AMBON, Siwalimanews – Anggota Komisi VI DPR Hendrik Lewerissa memastikan, regional comprehensive economic partnership agreement atau RSEP merupakan peluang besar bagi pengembangan pedagang di Indonesia

Hal ini disampaikan Lewerissa saat membuka kegiatan sosialisasi hasil-hasil perundingan perdagangan internasional RCEP yang berlangsung di Grand Avira Hotel, Rabu (17/5).

RCEP merupakan perjanjian perdagangan bebas yang melibatkan sepuluh negara di Asia Tenggara dan lima negara mitranya yakni, Cina, Jepang, Selandia Baru, Australia dan Korea Selatan.

“Sejak diratifikasi melalui UU Nomor 24 tahun 2022, saya minta dilakukan sosialisasi, sebab RCEP telah diketahui oleh pemerintah dan beberapa pengusaha di Jakarta, tetapi bagaimana dengan di Maluku dan Papua, maka harus disosialisasikan kepada daerah di kawasan timur,” ungkap Lewerissa.

Dari jumlah penduduk dunia yang mencapai 7,8 miliar kata Lewerissa, dimana 30 persen lebih penduduk berada di kawan ASEAN menjadi pangsa pasar yang sangat besar dan harus dimanfaatkan, sebab sangat disayangkan jika Indonesia tidak menggunakan kesempatan tersebut.

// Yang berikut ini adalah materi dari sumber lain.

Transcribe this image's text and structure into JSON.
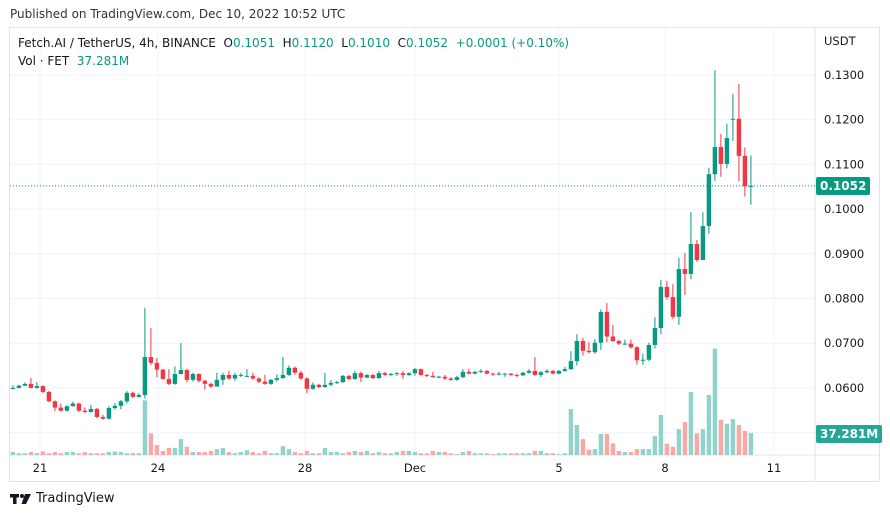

Baca Juga: BPBD Bursel Tinjau Lokasi Abrasi

Perjanjian perdagangan internasional tersebut, sangat bermanfaat bagi Maluku guna meningkatkan perdagangan, baik oleh pemda maupun pelaku UMKM. Apalagi, sesuai data statistik, nilai ekspor Maluku sebagian besar ditujukan ke negara-negara yang telah menandatanganii RCEP walaupun nilai impor lebih besar jika dibandingkan dengan ekpor.

Produk yang diekspor Maluku masih didominasikan ikan, udang, rumput laut, rempah-rempah, damar dan produk olahan kayu lainnya, namun tantangan yang dihadapi berkait dengan daya saing dan kualitas produk.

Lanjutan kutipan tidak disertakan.